金融機関によっては、積立額の変更や停止に一定の手続きが必要な場合もあります。ボーナス時期や年に一度など、家計の節目で積立設定を見直すタイミングをあらかじめ決めておくと、天引き型ならではの「放置」を防ぎやすくなります。

投資である以上、元本割れの可能性もあります。無理のない金額に設定し直すことも、立派な家計防衛の一つです。判断に迷う場合は、まず金融機関の窓口やコールセンターに、現在の設定内容を確認することから始めてみてください。

9. まとめ

  • 手取りに対する理想の貯蓄割合について、公的機関による明確な推奨目安はありません。
  • 総務省の家計調査における2025年の黒字率(勤労者世帯平均)は35.0%で、前年より2.8ポイント低下しました。
  • 黒字率は年代によって差があり、40歳未満44.4%に対し60歳以上は22.4%でした。
  • 黒字の内訳は預貯金純増が中心で、有価証券純購入は月5059円にとどまります。
  • 新NISAのつみたて投資枠は、価格にかかわらず定期的に買い続ける自動化の仕組みで、設定後の見直しが必要です。

「手取りの何割」という数字探しよりも、まず自分の年代の実態値と照らし合わせ、黒字の中身がどう配分されているかを確認することのほうが、家計を考えるうえでの現実的な出発点になります。

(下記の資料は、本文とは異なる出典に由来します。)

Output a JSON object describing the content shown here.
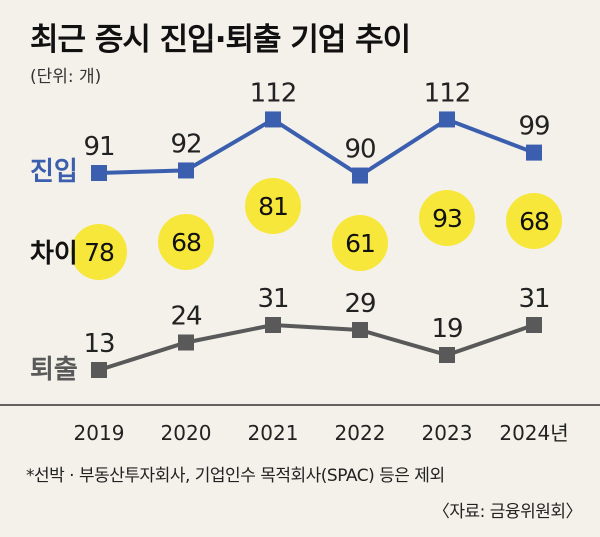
{
  "chart_data": {
    "type": "line",
    "title": "최근 증시 진입·퇴출 기업 추이",
    "unit": "(단위: 개)",
    "categories": [
      "2019",
      "2020",
      "2021",
      "2022",
      "2023",
      "2024년"
    ],
    "series": [
      {
        "name": "진입",
        "values": [
          91,
          92,
          112,
          90,
          112,
          99
        ],
        "color": "#3b5fae"
      },
      {
        "name": "퇴출",
        "values": [
          13,
          24,
          31,
          29,
          19,
          31
        ],
        "color": "#595959"
      }
    ],
    "difference": {
      "name": "차이",
      "values": [
        78,
        68,
        81,
        61,
        93,
        68
      ],
      "color": "#f7e73a"
    },
    "grid": false
  },
  "footnote": "*선박 · 부동산투자회사, 기업인수 목적회사(SPAC) 등은 제외",
  "source": "〈자료: 금융위원회〉"
}
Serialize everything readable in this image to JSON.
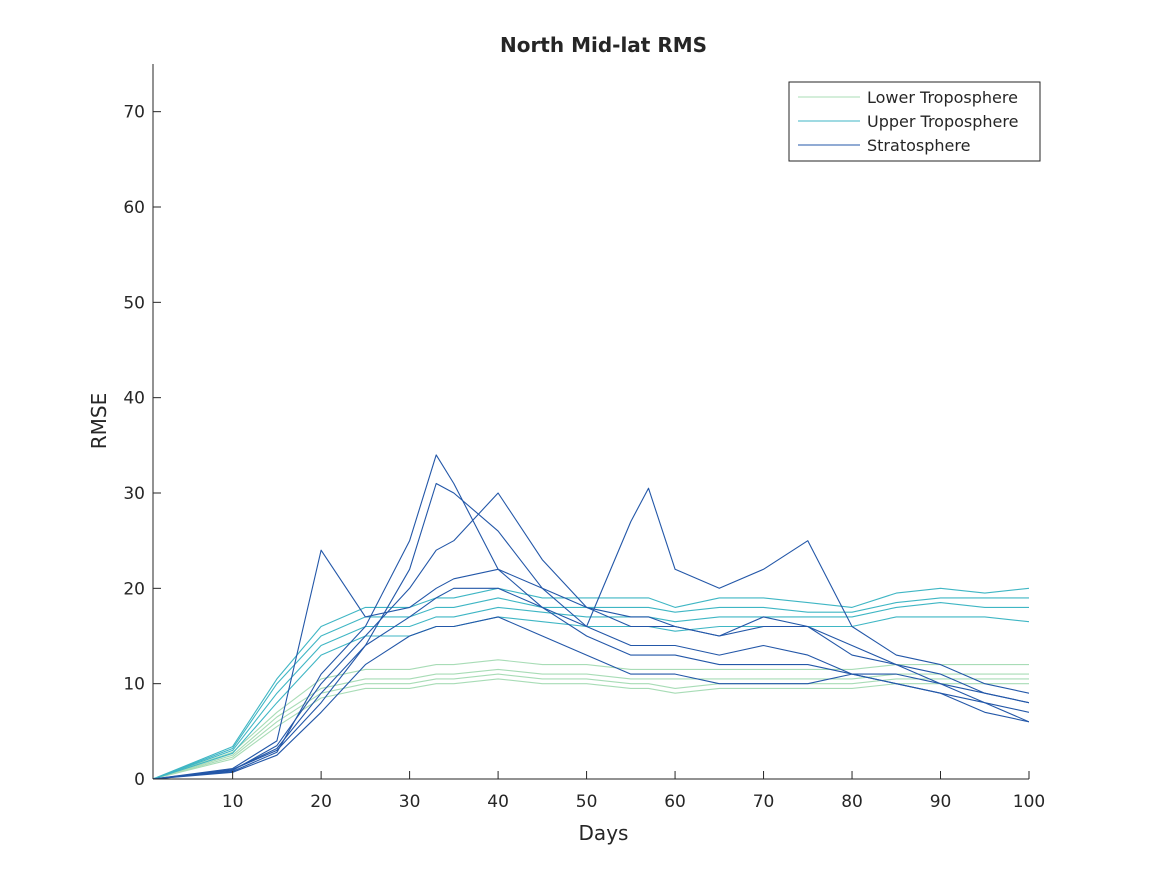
{
  "chart_data": {
    "type": "line",
    "title": "North Mid-lat RMS",
    "xlabel": "Days",
    "ylabel": "RMSE",
    "xlim": [
      1,
      100
    ],
    "ylim": [
      0,
      75
    ],
    "xticks": [
      10,
      20,
      30,
      40,
      50,
      60,
      70,
      80,
      90,
      100
    ],
    "yticks": [
      0,
      10,
      20,
      30,
      40,
      50,
      60,
      70
    ],
    "grid": false,
    "legend_position": "top-right",
    "legend": [
      "Lower Troposphere",
      "Upper Troposphere",
      "Stratosphere"
    ],
    "colors": {
      "Lower Troposphere": "#a8dcb6",
      "Upper Troposphere": "#3fb6c4",
      "Stratosphere": "#2357a8"
    },
    "x": [
      1,
      10,
      15,
      20,
      25,
      30,
      33,
      35,
      40,
      45,
      50,
      55,
      57,
      60,
      65,
      70,
      75,
      80,
      85,
      90,
      95,
      100
    ],
    "series": [
      {
        "name": "Lower Troposphere",
        "values": [
          0,
          2.5,
          6.5,
          9.5,
          10.5,
          10.5,
          11,
          11,
          11.5,
          11,
          11,
          10.5,
          10.5,
          10.5,
          10.5,
          10.5,
          10.5,
          10.5,
          11,
          11,
          11,
          11
        ]
      },
      {
        "name": "Lower Troposphere",
        "values": [
          0,
          2.3,
          6,
          9,
          10,
          10,
          10.5,
          10.5,
          11,
          10.5,
          10.5,
          10,
          10,
          9.5,
          10,
          10,
          10,
          10,
          10.5,
          10.5,
          10.5,
          10.5
        ]
      },
      {
        "name": "Lower Troposphere",
        "values": [
          0,
          2.8,
          7,
          10.5,
          11.5,
          11.5,
          12,
          12,
          12.5,
          12,
          12,
          11.5,
          11.5,
          11.5,
          11.5,
          11.5,
          11.5,
          11.5,
          12,
          12,
          12,
          12
        ]
      },
      {
        "name": "Lower Troposphere",
        "values": [
          0,
          2.1,
          5.5,
          8.5,
          9.5,
          9.5,
          10,
          10,
          10.5,
          10,
          10,
          9.5,
          9.5,
          9,
          9.5,
          9.5,
          9.5,
          9.5,
          10,
          10,
          10,
          10
        ]
      },
      {
        "name": "Upper Troposphere",
        "values": [
          0,
          3,
          9,
          14,
          16,
          16,
          17,
          17,
          18,
          17.5,
          17,
          17,
          17,
          16.5,
          17,
          17,
          17,
          17,
          18,
          18.5,
          18,
          18
        ]
      },
      {
        "name": "Upper Troposphere",
        "values": [
          0,
          3.2,
          10,
          15,
          17,
          17,
          18,
          18,
          19,
          18,
          18,
          18,
          18,
          17.5,
          18,
          18,
          17.5,
          17.5,
          18.5,
          19,
          19,
          19
        ]
      },
      {
        "name": "Upper Troposphere",
        "values": [
          0,
          2.7,
          8,
          13,
          15,
          15,
          16,
          16,
          17,
          16.5,
          16,
          16,
          16,
          15.5,
          16,
          16,
          16,
          16,
          17,
          17,
          17,
          16.5
        ]
      },
      {
        "name": "Upper Troposphere",
        "values": [
          0,
          3.4,
          10.5,
          16,
          18,
          18,
          19,
          19,
          20,
          19,
          19,
          19,
          19,
          18,
          19,
          19,
          18.5,
          18,
          19.5,
          20,
          19.5,
          20
        ]
      },
      {
        "name": "Stratosphere",
        "values": [
          0,
          1,
          3,
          8,
          14,
          22,
          31,
          30,
          26,
          20,
          16,
          14,
          14,
          14,
          13,
          14,
          13,
          11,
          10,
          9,
          8,
          7
        ]
      },
      {
        "name": "Stratosphere",
        "values": [
          0,
          0.8,
          2.8,
          11,
          16,
          25,
          34,
          31,
          22,
          18,
          15,
          13,
          13,
          13,
          12,
          12,
          12,
          11,
          10,
          9,
          7,
          6
        ]
      },
      {
        "name": "Stratosphere",
        "values": [
          0,
          1.1,
          4,
          24,
          17,
          18,
          20,
          21,
          22,
          20,
          18,
          17,
          17,
          16,
          15,
          17,
          16,
          14,
          12,
          10,
          9,
          8
        ]
      },
      {
        "name": "Stratosphere",
        "values": [
          0,
          0.9,
          3.5,
          10,
          15,
          20,
          24,
          25,
          30,
          23,
          18,
          16,
          16,
          16,
          15,
          16,
          16,
          13,
          12,
          11,
          9,
          8
        ]
      },
      {
        "name": "Stratosphere",
        "values": [
          0,
          1,
          3.2,
          9,
          14,
          17,
          19,
          20,
          20,
          18,
          16,
          27,
          30.5,
          22,
          20,
          22,
          25,
          16,
          13,
          12,
          10,
          9
        ]
      },
      {
        "name": "Stratosphere",
        "values": [
          0,
          0.7,
          2.5,
          7,
          12,
          15,
          16,
          16,
          17,
          15,
          13,
          11,
          11,
          11,
          10,
          10,
          10,
          11,
          11,
          10,
          8,
          6
        ]
      }
    ]
  }
}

そのうえで新NISAなどの制度を使う場合は、自動化に任せきりにせず、年に一度は設定内容を見直す習慣を持つことをおすすめします。迷ったときは、金融機関の窓口で現在の積立設定を確認することから始めてみてください。

10. よくある質問

10.1 Q. 手取りの何割を貯蓄すればいいですか

A. 総務省・金融庁などの公的機関から、明確な推奨割合は示されていません。総務省「家計調査」には、実態としての貯蓄割合を示す「黒字率」があり、2025年の勤労者世帯平均は35.0%でした。ご自身の年代の実態値と比較する参考にはなりますが、目標値として国が定めたものではありません。

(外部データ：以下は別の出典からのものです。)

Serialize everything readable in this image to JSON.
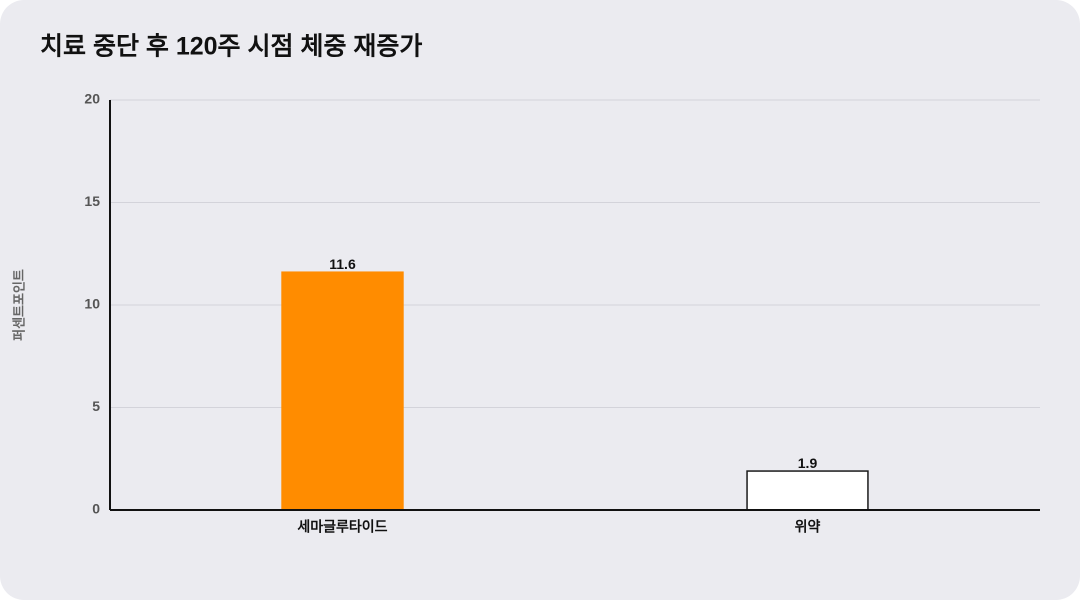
{
  "chart_data": {
    "type": "bar",
    "title": "치료 중단 후 120주 시점 체중 재증가",
    "y_label": "퍼센트포인트",
    "categories": [
      "세마글루타이드",
      "위약"
    ],
    "values": [
      11.6,
      1.9
    ],
    "colors": [
      "#ff8c00",
      "#ffffff"
    ],
    "edge_colors": [
      "#ff8c00",
      "#1a1a1a"
    ],
    "ylim": [
      0,
      20
    ],
    "yticks": [
      0,
      5,
      10,
      15,
      20
    ],
    "grid": true,
    "data_labels": true
  }
}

10.2 Q. 黒字率が高ければ家計は健全と言えますか

A. 一概には言えません。黒字には預貯金だけでなく、住宅ローンの元本返済分や保険の積立分も含まれます。手元に自由に使えるお金がどれだけ増えたかを知りたい場合は、黒字の内訳(預貯金純増・有価証券純購入など)まで確認する必要があります。

10.3 Q. 新NISAのつみたて投資枠は自動で買い続けられますか

A. 金融機関との契約に基づき、あらかじめ決めた金額・頻度で自動的に買い付けが行われる仕組みです。停止や金額変更には金融機関での手続きが必要になる場合があるため、利用中の金融機関の設定方法を確認しておくと安心です。